When the Robots Come: Adapting Historic Gym into a Modern Engineering Lab

By: Steve Brupbacher

In another area of the building, a mezzanine allowed lower ceiling heights in the gym to mount cameras and test for home applications. Enabling researchers to design mock apartments or kitchens gave them lower camera angles and observation points for real-world testing and documentation, while at the same time the large open volume of the gym next to the mezzanines allowed two-story drone research that required higher ceiling heights.

Credit: BSA LifeStructures (Photographer: Caleb Tkach, AIAP)

 

In 1931, the University of Texas-Austin created a space that was progressive for the time. The Anna Hiss Gymnasium was the first women’s gymnasium on campus, later named for the director of women’s sports who worked for 36 years at the university.

More than 90 years on, it’s fair to say no one then could imagine how the facility would be used today, but with the right vision and creative planning, the facility now stands as Texas Robotics, a forward-looking laboratory that blends the technical with the creative while leaning into the history that is a hallmark of the campus.

Renovating a historic building into a high-tech lab with the flexibility to serve multiple disciplines is no small undertaking. While general audiences see the obvious updates in the refurbished windows and copper flashing, less apparent is the infrastructure needed to accommodate the activities planned by the new occupants. Now a case study in adaptive reuse, Anna Hiss showcases how purposeful and elegant engineering solutions can reshape a historic structure into a showcase laboratory.
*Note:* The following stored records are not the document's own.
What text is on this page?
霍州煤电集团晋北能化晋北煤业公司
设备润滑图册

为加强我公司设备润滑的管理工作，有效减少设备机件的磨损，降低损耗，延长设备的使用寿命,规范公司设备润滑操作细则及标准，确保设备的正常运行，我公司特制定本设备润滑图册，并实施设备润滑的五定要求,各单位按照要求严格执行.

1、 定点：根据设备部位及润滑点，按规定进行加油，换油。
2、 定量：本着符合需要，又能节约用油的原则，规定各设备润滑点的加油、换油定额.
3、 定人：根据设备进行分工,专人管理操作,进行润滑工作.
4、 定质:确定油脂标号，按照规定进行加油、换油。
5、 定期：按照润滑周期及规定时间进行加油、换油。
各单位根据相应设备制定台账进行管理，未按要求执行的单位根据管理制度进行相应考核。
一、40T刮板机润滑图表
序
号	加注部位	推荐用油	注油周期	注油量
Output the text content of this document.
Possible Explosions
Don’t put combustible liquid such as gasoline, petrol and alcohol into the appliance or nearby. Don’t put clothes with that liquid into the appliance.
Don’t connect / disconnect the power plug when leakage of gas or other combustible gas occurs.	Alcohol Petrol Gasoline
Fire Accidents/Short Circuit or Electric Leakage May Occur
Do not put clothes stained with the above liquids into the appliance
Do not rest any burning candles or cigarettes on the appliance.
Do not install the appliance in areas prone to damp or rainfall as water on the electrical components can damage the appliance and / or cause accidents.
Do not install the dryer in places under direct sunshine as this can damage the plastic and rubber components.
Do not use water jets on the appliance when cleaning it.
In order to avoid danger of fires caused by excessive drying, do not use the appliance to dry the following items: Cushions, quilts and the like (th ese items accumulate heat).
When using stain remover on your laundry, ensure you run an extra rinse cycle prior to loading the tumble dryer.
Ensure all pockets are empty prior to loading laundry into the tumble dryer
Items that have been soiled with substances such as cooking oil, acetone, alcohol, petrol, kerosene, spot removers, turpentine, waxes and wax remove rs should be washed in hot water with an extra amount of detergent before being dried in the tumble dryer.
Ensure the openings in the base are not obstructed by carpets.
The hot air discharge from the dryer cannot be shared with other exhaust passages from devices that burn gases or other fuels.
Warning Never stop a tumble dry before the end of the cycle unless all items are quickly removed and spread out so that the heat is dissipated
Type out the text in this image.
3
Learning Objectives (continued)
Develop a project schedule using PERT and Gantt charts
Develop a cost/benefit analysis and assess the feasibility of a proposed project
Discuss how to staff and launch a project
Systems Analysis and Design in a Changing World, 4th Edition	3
Shaping an engineering robotics lab

With the goal of mutually benefitting researchers studying robotic gait movement those experimenting with drones to collaborations with the School of Design and Creative Technologies who share the space, the facility required both creative and technical expertise to modify spaces that could be functional and flexible.

The project team had to add power capability including new additional space for exterior switch gear as well as carving out interior space for large electrical infrastructure necessary to bring the building up to the capacity required for research. The team created new IT runs for the high levels of data required for the research, installing them along the spine of the building and then down the major corridors which were hidden in light coves to make them unnoticeable.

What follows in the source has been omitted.